The method of repositioning existing music into something more rich and strange acts as a model that is applied to other aspects of cultural life. Gender roles are deconstructed and individual listeners may turn up at performances cross-dressed or in outfits that deconstruct standard ideas about fashion or beauty. The effect may appear equally tribal or extraterrestrial. Body modification is prevalent. Dancers at events frequently bear tattoos and multiple body piercings; their skin may be branded or bulge in odd shapes, the result of metal implants placed directly under the epidermis.
Such drugs as 3.4-Methylenedioxy-N-Methylamphetamine (MDMA) are prevalent and valued for altering consciousness. MDMA is a psychotropic used initially by psychiatrists to induce a feeling of well being and openness in their patients. On the dance floor, the effect that MDMA creates swells with the swirling rhythms to generate a sense of unity, a feeling that is often ascribed to spiritual origins and one that is thought to be shared uniformly by all the dancers.
As the drug takes hold and the music builds the dancers may cling to one another in a manner that appears orgiastic, but when the drug has lost its effect and the music dies, most dancers relate a feeling of transcendence that is distinctly non-sexual. It is this interpretation—so often at odds with appearances—that creates misunderstandings about the nature of the experience. In Israel, for instance, police routinely break up trance parties — often held in nature reserves — charging that drug abuse is encouraged at such events.
Some of the behavior is clearly intended to achieve liberation by transgressing social norms. “I had to fall from grace, just to find a higher place” one house track intones solemnly.
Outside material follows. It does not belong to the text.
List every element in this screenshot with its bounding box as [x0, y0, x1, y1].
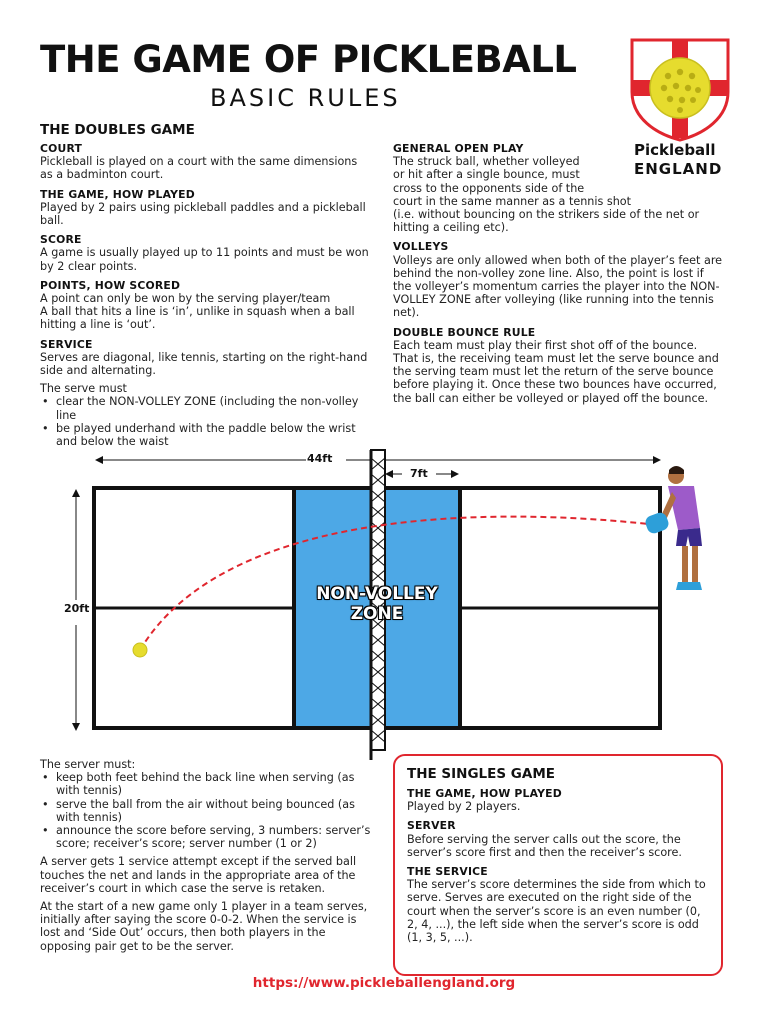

But much of the culture attempts to be merely creative; the intent of the dancers is to create a new style of being, not merely an anti-style. House, trance, techno, all of these musical scenes seek not only to entertain, but to recreate a society of believers. These pretensions are sincere for many of the participants in the movement.
There is an innocence to the desire to change the world through music that is reminiscent of the Western counter-culture of the sixties. However, where previous encounters with these movements were allied to larger political projects, the house scene makes no attempt at specific political action outside of fairly general and naïve desires of world peace and tranquillity. The desire of house is more singular; to transform the individual through music and through group participation in a culture that is transformative, narcotic and liberating.
— By Scott D. Scrymgeour, a freelance writer based in Los Angeles.